In terms of development of evolutionary biomedicine using invertebrate animals as models for study of molecular grounds of various human diseases, for the first time the streptozotocin (ST) model of insulin-dependent diabetes in the mollusc Anodonta cygnea has been developed. This model is based on the following authors’ data: (1) redetection of insulin-related peptides (IRP) in mollusc tissues: (2) discovery of the adenylyl cyclase signal mechanism (ACSM) of action of insulin and other peptides of the insulin superfamily in tissues of mammals, human, and mollusc A. cygnea; (3) concept of molecular defects in hormonal signal systems as causes of endocrine diseases. Studies on the ST model have revealed in mollusc smooth muscle on the background of hyperglycemia at the 2nd, 4th, and 8th day after the ST administration a decrease of the ACSM response to activating action of insulin, IGF-1, and relaxin. These functional disturbances were the most pronounced at the 2nd day of development and rather less marked at the 4th and 8th day.
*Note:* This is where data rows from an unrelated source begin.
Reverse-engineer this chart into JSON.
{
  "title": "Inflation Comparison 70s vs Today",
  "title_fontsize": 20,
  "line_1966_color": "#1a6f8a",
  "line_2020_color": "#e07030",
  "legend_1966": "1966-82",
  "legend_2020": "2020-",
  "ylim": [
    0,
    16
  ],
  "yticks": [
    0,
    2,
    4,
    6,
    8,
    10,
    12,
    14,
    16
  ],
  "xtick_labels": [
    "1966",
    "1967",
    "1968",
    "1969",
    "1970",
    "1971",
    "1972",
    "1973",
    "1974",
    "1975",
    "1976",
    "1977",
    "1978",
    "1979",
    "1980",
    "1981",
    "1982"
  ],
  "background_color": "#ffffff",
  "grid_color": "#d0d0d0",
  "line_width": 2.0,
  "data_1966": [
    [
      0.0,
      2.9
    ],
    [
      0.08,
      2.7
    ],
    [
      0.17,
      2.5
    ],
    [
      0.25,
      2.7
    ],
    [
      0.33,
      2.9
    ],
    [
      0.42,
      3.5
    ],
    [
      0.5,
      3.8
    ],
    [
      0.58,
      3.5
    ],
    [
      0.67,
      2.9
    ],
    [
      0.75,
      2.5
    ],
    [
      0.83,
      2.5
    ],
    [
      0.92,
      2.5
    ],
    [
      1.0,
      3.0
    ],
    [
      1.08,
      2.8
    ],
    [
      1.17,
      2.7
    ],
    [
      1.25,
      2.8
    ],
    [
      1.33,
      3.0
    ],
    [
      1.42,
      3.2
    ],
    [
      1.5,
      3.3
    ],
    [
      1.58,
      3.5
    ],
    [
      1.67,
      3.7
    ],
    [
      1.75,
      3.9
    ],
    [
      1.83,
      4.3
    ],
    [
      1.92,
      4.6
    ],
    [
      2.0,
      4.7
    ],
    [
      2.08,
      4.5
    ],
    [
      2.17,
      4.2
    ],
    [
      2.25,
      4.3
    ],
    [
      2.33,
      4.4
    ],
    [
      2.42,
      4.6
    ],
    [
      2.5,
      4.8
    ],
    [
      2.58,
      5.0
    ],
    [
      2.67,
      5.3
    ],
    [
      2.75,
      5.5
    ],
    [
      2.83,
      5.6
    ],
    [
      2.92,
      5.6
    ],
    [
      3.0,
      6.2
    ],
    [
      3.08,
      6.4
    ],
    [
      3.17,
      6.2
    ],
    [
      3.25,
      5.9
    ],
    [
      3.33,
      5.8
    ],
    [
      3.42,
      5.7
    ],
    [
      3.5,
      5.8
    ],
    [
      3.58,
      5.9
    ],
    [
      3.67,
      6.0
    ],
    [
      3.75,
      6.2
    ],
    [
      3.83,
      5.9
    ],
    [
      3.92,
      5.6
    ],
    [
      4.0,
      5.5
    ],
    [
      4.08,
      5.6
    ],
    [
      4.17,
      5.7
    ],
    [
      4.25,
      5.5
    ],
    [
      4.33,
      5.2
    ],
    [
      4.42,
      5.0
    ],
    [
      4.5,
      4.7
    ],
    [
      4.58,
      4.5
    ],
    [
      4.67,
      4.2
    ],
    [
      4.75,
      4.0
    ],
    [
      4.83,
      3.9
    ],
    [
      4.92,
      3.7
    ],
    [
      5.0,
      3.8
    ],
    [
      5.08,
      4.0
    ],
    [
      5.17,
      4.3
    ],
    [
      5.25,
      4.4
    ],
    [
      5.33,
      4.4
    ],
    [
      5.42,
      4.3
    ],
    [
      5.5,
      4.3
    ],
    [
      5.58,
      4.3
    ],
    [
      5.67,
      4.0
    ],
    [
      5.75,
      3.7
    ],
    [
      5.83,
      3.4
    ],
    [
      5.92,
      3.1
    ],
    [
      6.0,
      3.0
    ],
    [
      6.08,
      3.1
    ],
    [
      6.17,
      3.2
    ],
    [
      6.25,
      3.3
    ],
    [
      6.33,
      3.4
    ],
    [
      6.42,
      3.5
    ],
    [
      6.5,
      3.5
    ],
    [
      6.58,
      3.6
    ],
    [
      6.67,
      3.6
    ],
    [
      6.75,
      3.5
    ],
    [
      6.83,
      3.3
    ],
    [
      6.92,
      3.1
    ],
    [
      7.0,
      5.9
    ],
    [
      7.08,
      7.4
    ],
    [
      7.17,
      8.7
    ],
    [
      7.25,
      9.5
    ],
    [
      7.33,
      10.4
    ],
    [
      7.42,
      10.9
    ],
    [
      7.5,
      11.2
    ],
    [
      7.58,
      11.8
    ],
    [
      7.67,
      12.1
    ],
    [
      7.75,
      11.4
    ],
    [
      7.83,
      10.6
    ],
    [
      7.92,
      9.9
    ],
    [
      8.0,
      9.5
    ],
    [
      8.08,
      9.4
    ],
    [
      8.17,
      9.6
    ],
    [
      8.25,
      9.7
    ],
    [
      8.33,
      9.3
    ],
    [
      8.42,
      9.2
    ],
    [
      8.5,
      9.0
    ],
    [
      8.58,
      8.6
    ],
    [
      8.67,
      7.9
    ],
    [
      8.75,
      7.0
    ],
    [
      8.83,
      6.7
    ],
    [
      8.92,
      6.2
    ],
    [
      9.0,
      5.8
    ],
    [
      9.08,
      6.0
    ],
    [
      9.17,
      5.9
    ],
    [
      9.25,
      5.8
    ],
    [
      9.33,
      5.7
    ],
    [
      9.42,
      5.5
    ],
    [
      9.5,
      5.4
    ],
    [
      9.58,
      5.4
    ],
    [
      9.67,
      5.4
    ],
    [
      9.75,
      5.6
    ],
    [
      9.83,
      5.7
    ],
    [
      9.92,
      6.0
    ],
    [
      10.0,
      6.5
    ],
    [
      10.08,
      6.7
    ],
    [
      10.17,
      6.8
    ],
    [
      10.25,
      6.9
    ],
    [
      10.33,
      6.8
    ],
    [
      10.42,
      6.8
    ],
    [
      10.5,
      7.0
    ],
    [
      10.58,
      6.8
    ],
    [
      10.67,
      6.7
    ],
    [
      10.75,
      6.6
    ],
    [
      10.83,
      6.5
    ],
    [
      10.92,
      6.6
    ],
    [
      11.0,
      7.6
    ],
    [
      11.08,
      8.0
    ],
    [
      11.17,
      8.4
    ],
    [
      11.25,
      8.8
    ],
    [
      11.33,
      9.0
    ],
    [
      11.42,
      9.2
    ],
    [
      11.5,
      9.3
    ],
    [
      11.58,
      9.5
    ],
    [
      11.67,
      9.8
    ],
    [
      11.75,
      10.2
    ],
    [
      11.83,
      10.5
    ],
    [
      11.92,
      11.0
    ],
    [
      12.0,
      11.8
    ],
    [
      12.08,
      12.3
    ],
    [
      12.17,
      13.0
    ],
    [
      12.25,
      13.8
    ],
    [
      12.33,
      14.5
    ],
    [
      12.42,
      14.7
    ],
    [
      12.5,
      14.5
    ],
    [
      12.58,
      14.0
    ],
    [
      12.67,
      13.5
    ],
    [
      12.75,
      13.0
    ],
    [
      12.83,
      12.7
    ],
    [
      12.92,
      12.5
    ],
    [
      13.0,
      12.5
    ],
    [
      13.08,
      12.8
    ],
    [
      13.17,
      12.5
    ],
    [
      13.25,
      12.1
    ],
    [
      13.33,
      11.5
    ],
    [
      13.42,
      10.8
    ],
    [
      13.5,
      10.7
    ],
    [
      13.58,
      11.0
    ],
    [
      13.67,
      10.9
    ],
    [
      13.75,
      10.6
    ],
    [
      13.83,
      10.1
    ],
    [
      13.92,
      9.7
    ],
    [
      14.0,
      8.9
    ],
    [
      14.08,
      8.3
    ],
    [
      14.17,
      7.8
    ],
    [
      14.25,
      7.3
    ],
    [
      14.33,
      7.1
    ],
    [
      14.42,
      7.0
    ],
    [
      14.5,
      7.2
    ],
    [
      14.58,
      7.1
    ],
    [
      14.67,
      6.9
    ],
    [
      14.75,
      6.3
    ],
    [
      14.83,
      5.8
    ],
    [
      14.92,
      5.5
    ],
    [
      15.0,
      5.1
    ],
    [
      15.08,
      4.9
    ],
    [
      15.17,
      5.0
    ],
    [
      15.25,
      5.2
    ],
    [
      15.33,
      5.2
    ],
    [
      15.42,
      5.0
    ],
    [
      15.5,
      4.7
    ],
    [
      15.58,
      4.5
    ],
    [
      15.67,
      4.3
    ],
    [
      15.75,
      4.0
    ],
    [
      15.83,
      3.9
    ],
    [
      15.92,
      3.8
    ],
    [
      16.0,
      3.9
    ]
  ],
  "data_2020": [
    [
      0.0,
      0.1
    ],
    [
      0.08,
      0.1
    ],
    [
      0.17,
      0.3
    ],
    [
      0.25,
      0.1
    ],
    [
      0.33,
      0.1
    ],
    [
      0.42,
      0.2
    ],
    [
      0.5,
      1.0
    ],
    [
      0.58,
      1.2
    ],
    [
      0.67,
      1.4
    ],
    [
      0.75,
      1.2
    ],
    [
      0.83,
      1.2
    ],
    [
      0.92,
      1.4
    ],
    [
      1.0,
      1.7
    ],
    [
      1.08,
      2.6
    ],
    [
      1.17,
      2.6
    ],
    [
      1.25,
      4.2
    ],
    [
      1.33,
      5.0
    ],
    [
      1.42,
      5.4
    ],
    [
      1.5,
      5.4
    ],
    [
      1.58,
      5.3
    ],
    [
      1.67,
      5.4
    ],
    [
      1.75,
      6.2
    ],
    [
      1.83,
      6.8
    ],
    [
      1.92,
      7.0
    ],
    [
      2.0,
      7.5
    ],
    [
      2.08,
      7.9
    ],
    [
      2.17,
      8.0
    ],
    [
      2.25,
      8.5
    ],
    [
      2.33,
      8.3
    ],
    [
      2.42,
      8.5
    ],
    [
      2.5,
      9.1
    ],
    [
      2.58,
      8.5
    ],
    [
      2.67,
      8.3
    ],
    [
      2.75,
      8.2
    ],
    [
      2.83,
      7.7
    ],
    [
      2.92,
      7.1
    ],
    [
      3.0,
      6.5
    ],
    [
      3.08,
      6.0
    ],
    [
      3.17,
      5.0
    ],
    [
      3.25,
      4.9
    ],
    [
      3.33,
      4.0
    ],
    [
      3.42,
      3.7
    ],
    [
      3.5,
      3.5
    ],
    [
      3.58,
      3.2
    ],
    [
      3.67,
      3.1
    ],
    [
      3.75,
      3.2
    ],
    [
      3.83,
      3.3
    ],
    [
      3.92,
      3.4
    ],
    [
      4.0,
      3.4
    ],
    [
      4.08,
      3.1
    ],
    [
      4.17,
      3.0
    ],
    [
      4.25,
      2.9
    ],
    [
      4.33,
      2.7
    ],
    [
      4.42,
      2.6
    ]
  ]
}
Analysis of data on effect of hormonal and non-hormonal (NaF, GIDP, and forskolin) ACSM activators has shown that the causes of impair of signal-transducing function of this mechanism are (1) a hyperglycemia-induced increase of the basal AC activity and as a consequence—a decrease of the enzyme catalytic potentials in response to hormone; (2) a decrease of functions of G_s-protein and of its coupling with AC. Besides, administration of ST produced in the mollusc muscle an attenuation of regulation by insulin of carbohydrate metabolism enzyme (glucose-6-phosphate dehydrogenase, glycogensynthase). The pattern of disturbances in the studied parameters in the mollusc is very similar to that revealed by the authors in rat and human muscle tissues in type 1 diabetes.